Second, and more importantly, even if the flexible approach can be used in Maryland, DPGM still cannot prevail. Under the flexible approach, before a court is permitted to modify the terms of a restrictive covenant to align the reasonable expectations of the parties, the court must first inquire into whether “the restrictive covenant as a whole evidenced] a deliberate intent by the employer to place unreasonable and oppressive restraints on the employee/covenantee.” Holloway, 552 A.2d at 1327. If the covenant exhibits this deliberate intent, then the entire covenant is unenforceable. Id. As written, section 5(a)(ii) prohibits Conrad and Gem-mill from engaging in any activity, business or otherwise, that may adversely affect the interests of DPGM. This sweeping prohibition leads us to conclude that the restrictive covenant exhibits a deliberate attempt to impose unreasonable and oppressive restraints on Conrad and Gem-mill.

2.

DPGM finally argues that we should allow it to seek damages on a breach-by-breach basis. DPGM argues that it should be permitted to recover damages for each breach of the restrictive covenant in which Conrad and Gemmill solicited DPGM customers with whom they had contact while at DPGM. It cites to the Maryland Court of Appeals case, Holloway, 319 Md. 324, 572 A.2d 510, for the proposition that when a court assesses an employer’s claim for damages under a restrictive covenant, the court should look only at the individualized facts of each breach to determine whether it is reasonable to award damages for each particular breach. DPGM basically urges us to refrain from engaging in any analysis of the covenant’s facial validity and instead focus solely on the facts of each alleged breach to determine whether an award of damages would be reasonable.

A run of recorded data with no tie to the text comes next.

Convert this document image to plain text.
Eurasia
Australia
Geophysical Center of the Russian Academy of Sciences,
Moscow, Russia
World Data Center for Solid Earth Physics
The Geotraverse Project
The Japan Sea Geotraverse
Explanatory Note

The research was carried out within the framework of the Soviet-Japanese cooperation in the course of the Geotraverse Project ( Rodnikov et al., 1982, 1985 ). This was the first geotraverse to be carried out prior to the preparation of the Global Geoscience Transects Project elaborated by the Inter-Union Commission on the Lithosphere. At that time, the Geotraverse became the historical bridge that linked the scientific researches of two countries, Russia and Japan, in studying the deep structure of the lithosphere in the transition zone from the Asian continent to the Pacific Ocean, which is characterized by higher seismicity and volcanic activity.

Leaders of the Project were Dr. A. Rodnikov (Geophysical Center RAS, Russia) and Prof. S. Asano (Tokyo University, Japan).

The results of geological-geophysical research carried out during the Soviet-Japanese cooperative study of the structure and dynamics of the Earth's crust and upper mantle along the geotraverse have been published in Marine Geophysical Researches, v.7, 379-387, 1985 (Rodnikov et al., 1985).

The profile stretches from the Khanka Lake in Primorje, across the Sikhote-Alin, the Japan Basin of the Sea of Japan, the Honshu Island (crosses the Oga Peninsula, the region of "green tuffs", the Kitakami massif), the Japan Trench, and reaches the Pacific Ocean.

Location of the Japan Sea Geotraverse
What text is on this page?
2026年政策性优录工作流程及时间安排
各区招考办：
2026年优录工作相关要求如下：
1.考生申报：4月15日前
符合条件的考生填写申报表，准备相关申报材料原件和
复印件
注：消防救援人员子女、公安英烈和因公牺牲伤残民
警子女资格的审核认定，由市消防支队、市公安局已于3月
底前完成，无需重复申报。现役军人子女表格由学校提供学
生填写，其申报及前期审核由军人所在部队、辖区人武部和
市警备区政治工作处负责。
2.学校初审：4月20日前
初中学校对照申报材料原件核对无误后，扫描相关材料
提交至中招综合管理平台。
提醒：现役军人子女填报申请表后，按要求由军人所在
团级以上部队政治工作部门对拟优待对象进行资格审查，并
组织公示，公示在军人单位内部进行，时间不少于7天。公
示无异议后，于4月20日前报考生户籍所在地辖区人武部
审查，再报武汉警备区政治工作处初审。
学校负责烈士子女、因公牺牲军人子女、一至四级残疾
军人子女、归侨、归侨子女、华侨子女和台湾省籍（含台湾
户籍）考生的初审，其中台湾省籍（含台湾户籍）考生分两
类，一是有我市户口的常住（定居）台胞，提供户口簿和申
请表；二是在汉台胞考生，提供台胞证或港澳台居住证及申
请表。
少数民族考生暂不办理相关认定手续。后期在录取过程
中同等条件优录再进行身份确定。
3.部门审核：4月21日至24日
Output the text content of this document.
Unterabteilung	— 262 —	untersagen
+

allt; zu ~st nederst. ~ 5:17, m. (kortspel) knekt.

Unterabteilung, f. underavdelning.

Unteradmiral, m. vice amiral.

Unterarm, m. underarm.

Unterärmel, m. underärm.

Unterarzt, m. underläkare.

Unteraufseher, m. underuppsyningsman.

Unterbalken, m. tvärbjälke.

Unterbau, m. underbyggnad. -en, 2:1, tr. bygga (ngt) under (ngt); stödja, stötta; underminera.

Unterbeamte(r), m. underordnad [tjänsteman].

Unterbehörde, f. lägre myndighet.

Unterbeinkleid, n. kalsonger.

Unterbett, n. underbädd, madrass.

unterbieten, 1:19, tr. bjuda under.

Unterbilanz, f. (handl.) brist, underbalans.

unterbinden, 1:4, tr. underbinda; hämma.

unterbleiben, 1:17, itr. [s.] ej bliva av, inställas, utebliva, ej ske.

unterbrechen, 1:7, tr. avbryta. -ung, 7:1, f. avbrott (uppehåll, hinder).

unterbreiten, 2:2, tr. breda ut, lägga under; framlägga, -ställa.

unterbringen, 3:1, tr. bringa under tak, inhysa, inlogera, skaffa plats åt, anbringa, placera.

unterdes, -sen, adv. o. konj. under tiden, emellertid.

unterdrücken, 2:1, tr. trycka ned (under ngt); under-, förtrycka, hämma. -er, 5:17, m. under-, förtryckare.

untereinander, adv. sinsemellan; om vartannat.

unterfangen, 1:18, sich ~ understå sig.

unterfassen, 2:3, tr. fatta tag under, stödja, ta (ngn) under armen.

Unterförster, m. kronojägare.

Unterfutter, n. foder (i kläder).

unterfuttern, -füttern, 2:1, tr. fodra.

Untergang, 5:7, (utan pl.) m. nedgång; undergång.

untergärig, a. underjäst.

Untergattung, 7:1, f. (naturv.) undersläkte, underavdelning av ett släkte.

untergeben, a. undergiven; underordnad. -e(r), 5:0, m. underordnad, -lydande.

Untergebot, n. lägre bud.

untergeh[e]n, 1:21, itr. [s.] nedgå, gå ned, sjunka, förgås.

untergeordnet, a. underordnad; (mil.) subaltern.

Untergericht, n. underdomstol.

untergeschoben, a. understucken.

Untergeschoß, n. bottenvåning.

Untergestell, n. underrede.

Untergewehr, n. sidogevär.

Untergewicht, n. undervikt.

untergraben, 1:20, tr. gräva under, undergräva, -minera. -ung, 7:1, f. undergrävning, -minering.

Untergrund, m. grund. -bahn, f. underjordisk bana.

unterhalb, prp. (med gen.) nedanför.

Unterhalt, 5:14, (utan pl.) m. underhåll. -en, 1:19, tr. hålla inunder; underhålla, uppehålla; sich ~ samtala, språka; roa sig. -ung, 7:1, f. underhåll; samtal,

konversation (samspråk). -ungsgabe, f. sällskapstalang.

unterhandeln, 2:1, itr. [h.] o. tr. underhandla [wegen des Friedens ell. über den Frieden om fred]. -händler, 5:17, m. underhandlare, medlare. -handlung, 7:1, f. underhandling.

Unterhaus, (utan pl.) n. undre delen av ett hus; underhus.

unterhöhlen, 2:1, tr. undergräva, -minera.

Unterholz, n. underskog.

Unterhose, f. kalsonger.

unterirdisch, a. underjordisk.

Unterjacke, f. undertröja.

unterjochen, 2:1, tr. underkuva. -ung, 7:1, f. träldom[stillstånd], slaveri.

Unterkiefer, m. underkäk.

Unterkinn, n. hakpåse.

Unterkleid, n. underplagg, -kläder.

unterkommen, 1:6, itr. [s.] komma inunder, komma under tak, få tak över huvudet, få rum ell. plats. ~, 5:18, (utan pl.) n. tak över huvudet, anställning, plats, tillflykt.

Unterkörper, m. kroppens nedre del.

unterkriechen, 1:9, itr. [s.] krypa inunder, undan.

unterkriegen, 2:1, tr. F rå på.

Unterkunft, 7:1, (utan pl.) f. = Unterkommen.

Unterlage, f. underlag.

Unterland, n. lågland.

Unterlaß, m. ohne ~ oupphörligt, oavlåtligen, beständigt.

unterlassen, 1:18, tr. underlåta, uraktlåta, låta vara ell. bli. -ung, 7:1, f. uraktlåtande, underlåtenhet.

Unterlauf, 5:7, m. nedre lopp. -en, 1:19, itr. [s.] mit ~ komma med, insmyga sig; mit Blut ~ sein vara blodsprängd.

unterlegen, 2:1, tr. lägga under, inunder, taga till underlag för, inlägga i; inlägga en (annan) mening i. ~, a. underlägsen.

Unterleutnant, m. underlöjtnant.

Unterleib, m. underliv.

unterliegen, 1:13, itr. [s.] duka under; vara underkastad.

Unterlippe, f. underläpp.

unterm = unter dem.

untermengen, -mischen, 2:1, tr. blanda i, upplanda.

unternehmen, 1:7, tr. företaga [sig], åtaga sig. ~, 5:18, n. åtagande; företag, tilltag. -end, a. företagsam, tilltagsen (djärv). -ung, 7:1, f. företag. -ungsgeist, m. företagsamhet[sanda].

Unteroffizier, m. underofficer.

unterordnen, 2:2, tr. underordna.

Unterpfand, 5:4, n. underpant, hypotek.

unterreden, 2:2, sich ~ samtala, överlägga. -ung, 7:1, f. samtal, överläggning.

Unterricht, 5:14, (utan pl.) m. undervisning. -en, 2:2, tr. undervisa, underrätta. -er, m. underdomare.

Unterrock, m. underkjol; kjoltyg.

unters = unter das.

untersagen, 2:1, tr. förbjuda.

Under DPGM’s interpretation of Holloway, an employer could draft a covenant that is unreasonably broad in scope, knowing that it could recover damages for any breach held to violate an interest that was reasonably deserving of protection. This approach would give employers no incentive to negotiate reasonable restrictive covenants in the first place; moreover, it is not consistent with Holloway. In Holloway the restrictive covenant prohibited an employee-accountant from practicing accountancy within forty miles of any of his employer’s offices. 572 A.2d at 512. The Maryland Court of Appeals began its analysis of the reasonableness of the restrictive covenant’s scope by examining the covenant on its face. Id. at 518. The court concluded that the covenant, as written, was too broad because the employee would be liable for damages even if he never rendered services to a client of the employer. Id. Due to the restrictive covenant’s overbreadth, the court severed one of the damages provisions, the effect of which was to transform the restrictive covenant into a prohibition against servicing the employer’s clients. Id. at 519. DPGM nevertheless relies on a comment made by the court after it severed the one provision: the court noted that the covenant might still be too broad because it would prohibit the employee from servicing employer clients with whom he had no contact. Id. at 520. The court, however, determined that this was irrelevant because every breach for which the employer had been awarded damages involved customers with whom the employee had contact. Id. at 521. While this reasoning does create some ambiguity, it is apparent that the Maryland Court of Appeals maintained the general requirement that a restrictive covenant must meet some threshold of facial reasonableness in order to be enforceable. After all, the court began its analysis by assessing whether the covenant, as originally written, was reasonable on its face. Holloway, 572 A.2d at 518-19; see also Becker, 299 A.2d at 838 (holding that analysis of restrictive covenant must begin with a determination of whether it is “too broad on its face”).

Like the restrictive covenant in Holloway, DPGM’s restrictive covenant is over-broad on its face. Unlike the restrictive covenant in Holloway, DPGM’s restrictive covenant cannot be saved by severing its offending provisions. The restrictive covenant is therefore unenforceable in its entirety, and DPGM cannot recover damages.

III.

We affirm the district court’s order of November 14, 2003, awarding summary judgment to Conrad and Gemmill and denying partial summary judgment to DPGM.